Abbiamo montato insieme, Brad e io. Anche Brad se è molto vicino ai miei film come partner emotivo e anche come produttore, a volte ha anche una certa distanza. Approfitto molto di questo rapporto per lavorare con qualcuno che è più vicino, ma un po’ più lontano di me. Parte della strategia era di montare il suono e l’immagine separatamente. Abbiamo cercato di mettere insieme sequenze di immagini che abbiamo filato o corretto attraverso gli spazi e io ho fatto il lavoro di filare le storie perché erano tutte in spagnolo. Abbiamo iniziato a mettere insieme blocchi di immagini e suoni e poi abbiamo iniziato a far girare blocchi di immagini e blocchi di suoni e abbiamo lavato insieme. Per esempio, abbiamo filmato prima le immagini e poi sono andato con la sola Sofia a registrare il suono alla telecamera. Eravamo seduti sul letto o nelle stanze di Anne, Marínela e Claudia, loro tre parlavano e Sofía non parla spagnolo, quindi era davvero uno spazio dove loro parlavano con me. Tutte queste conversazioni, che sono le voci del film, sono state registrate completamente separatamente. Qualche tempo dopo Brad iniziò a conoscere la profondità delle conversazioni. Quindi il montaggio è stato interessante perché lui era un po’ più vicino alle immagini e io ero vicino a tutto. (ride) Quella distanza ci ha aiutato a cominciare a tessere, a decidere quali immagini potevamo contrappuntare con quali suoni per tessere quel coro o quella trapunta.

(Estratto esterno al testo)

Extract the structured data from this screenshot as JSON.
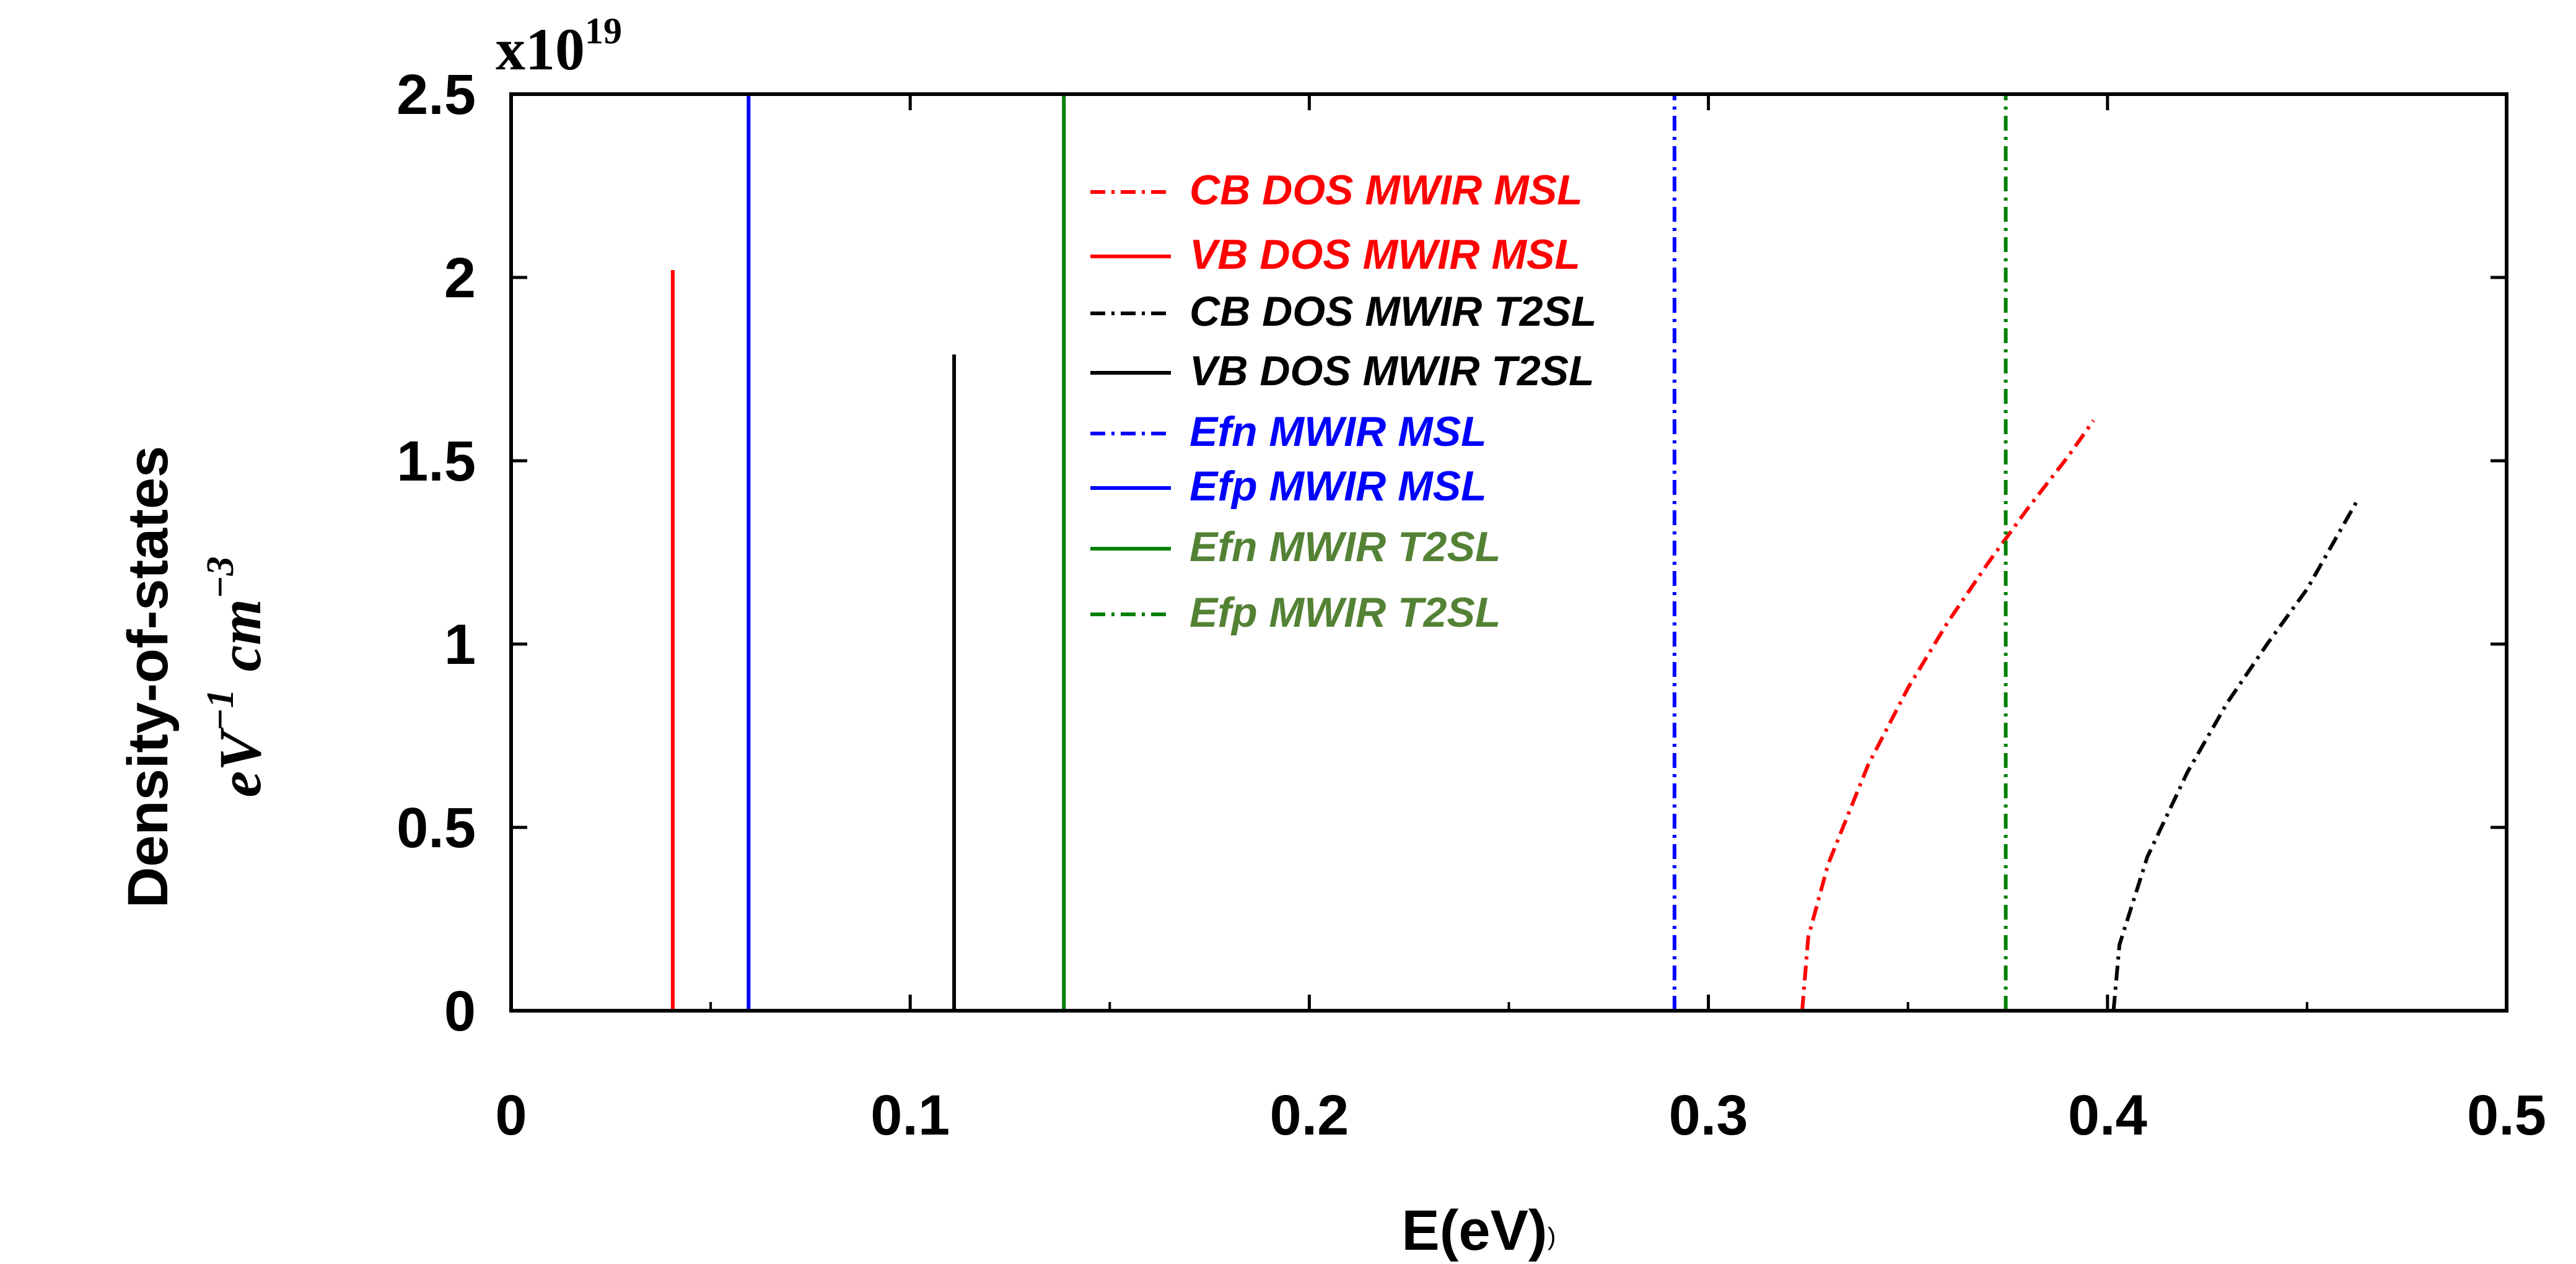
{
  "chart_data": {
    "type": "line",
    "xlabel": "E(eV)",
    "ylabel_line1": "Density-of-states",
    "ylabel_line2": {
      "base1": "eV",
      "sup1": "−1",
      "base2": "cm",
      "sup2": "−3"
    },
    "multiplier": {
      "base": "x10",
      "exponent": "19"
    },
    "xlim": [
      0,
      0.5
    ],
    "ylim": [
      0,
      2.5
    ],
    "x_ticks": [
      0,
      0.1,
      0.2,
      0.3,
      0.4,
      0.5
    ],
    "x_tick_labels": [
      "0",
      "0.1",
      "0.2",
      "0.3",
      "0.4",
      "0.5"
    ],
    "y_ticks": [
      0,
      0.5,
      1,
      1.5,
      2,
      2.5
    ],
    "y_tick_labels": [
      "0",
      "0.5",
      "1",
      "1.5",
      "2",
      "2.5"
    ],
    "x_minor_ticks": [
      0.05,
      0.15,
      0.25,
      0.35,
      0.45
    ],
    "grid": false,
    "legend_position": "top-center",
    "series": [
      {
        "name": "CB DOS MWIR MSL",
        "kind": "curve",
        "color": "#ff0000",
        "dash": "dashdot",
        "x": [
          0.3235,
          0.325,
          0.33,
          0.34,
          0.35,
          0.36,
          0.37,
          0.38,
          0.39,
          0.3965
        ],
        "y": [
          0,
          0.2,
          0.4,
          0.67,
          0.88,
          1.06,
          1.22,
          1.37,
          1.51,
          1.61
        ]
      },
      {
        "name": "VB DOS MWIR MSL",
        "kind": "vline",
        "color": "#ff0000",
        "dash": "solid",
        "x": 0.0405,
        "y_range": [
          0,
          2.02
        ]
      },
      {
        "name": "CB DOS MWIR T2SL",
        "kind": "curve",
        "color": "#000000",
        "dash": "dashdot",
        "x": [
          0.4015,
          0.403,
          0.41,
          0.42,
          0.43,
          0.44,
          0.45,
          0.4625
        ],
        "y": [
          0,
          0.18,
          0.42,
          0.65,
          0.84,
          1.0,
          1.15,
          1.39
        ]
      },
      {
        "name": "VB DOS MWIR T2SL",
        "kind": "vline",
        "color": "#000000",
        "dash": "solid",
        "x": 0.111,
        "y_range": [
          0,
          1.79
        ]
      },
      {
        "name": "Efn MWIR MSL",
        "kind": "vline",
        "color": "#0000ff",
        "dash": "dashdot",
        "x": 0.2915,
        "y_range": [
          0,
          2.5
        ]
      },
      {
        "name": "Efp MWIR MSL",
        "kind": "vline",
        "color": "#0000ff",
        "dash": "solid",
        "x": 0.0595,
        "y_range": [
          0,
          2.5
        ]
      },
      {
        "name": "Efn MWIR T2SL",
        "kind": "vline",
        "color": "#008000",
        "dash": "solid",
        "x": 0.1385,
        "y_range": [
          0,
          2.5
        ]
      },
      {
        "name": "Efp MWIR T2SL",
        "kind": "vline",
        "color": "#008000",
        "dash": "dashdot",
        "x": 0.3745,
        "y_range": [
          0,
          2.5
        ]
      }
    ],
    "legend": [
      {
        "label": "CB DOS MWIR MSL",
        "color": "#ff0000",
        "text_color": "#ff0000",
        "dash": "dashdot"
      },
      {
        "label": "VB DOS MWIR MSL",
        "color": "#ff0000",
        "text_color": "#ff0000",
        "dash": "solid"
      },
      {
        "label": "CB DOS MWIR T2SL",
        "color": "#000000",
        "text_color": "#000000",
        "dash": "dashdot"
      },
      {
        "label": "VB DOS MWIR T2SL",
        "color": "#000000",
        "text_color": "#000000",
        "dash": "solid"
      },
      {
        "label": "Efn MWIR MSL",
        "color": "#0000ff",
        "text_color": "#0000ff",
        "dash": "dashdot"
      },
      {
        "label": "Efp MWIR MSL",
        "color": "#0000ff",
        "text_color": "#0000ff",
        "dash": "solid"
      },
      {
        "label": "Efn MWIR T2SL",
        "color": "#008000",
        "text_color": "#548235",
        "dash": "solid"
      },
      {
        "label": "Efp MWIR T2SL",
        "color": "#008000",
        "text_color": "#548235",
        "dash": "dashdot"
      }
    ]
  }
}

Chi sono i registi che ti hanno ispirato? Quali sono le sue referenze?

Trovo il linguaggio cinematografico stimolante e unico nel senso che si può lavorare con il tempo e lo spazio. Personalmente sono interessato a lavorare con gli attori, ho anche film che sono tra virgolette “sperimentali” dove lavoro con paesaggi e da solo.  Quindi penso che i miei interessi cinematografici siano vari e abbastanza ecclettici. Amo i film classici di Lubich, ma anche registi come Fassbinder o Godard. Hou Hsiao-Hien, Lucrecia Martel, Chantal Akerman, Bresson. E penso anche di essere sempre alla ricerca di altri riferimenti; per esempio in Colombia c’è molto movimento, c’è una comunità di cineasti che fanno film anche fuori dalla Colombia, intorno alla Colombia. Camilo Restrepo, Felipe Guerrero, ci sono nuovi registi. Penso che sia importante cercare di tessere una comunità, qualcosa che non sentivo quando iniziavo a fare film, come se si potessero avere dei riferimenti di persone contemporanee che facevano film, ma io cerco di aprire la mia esperienza a chiunque.  C’è una regista colombiana che vive a Bruxelles, Juanita Onzaga. Penso che ci siano diverse persone che pensano e ripensano attraverso il cinema e sono interessato a loro. Ma ci sono anche pittori che mi ispirano.

Lina, andrai a Berlino?

In questo momento è tutto molto folle e complicato, ma l’idea è quella di andarci! Quindi questo è il mio piano: voglio esserci, ci saremo! (ride) Beh, come sappiamo, tutto cambia ogni cinque minuti in questo periodo pieno di incertezza. Ma il mio produttore Brad, due delle donne, Ana e Claudia, verranno e ci sarà anche Sofia, che ha curato il suono.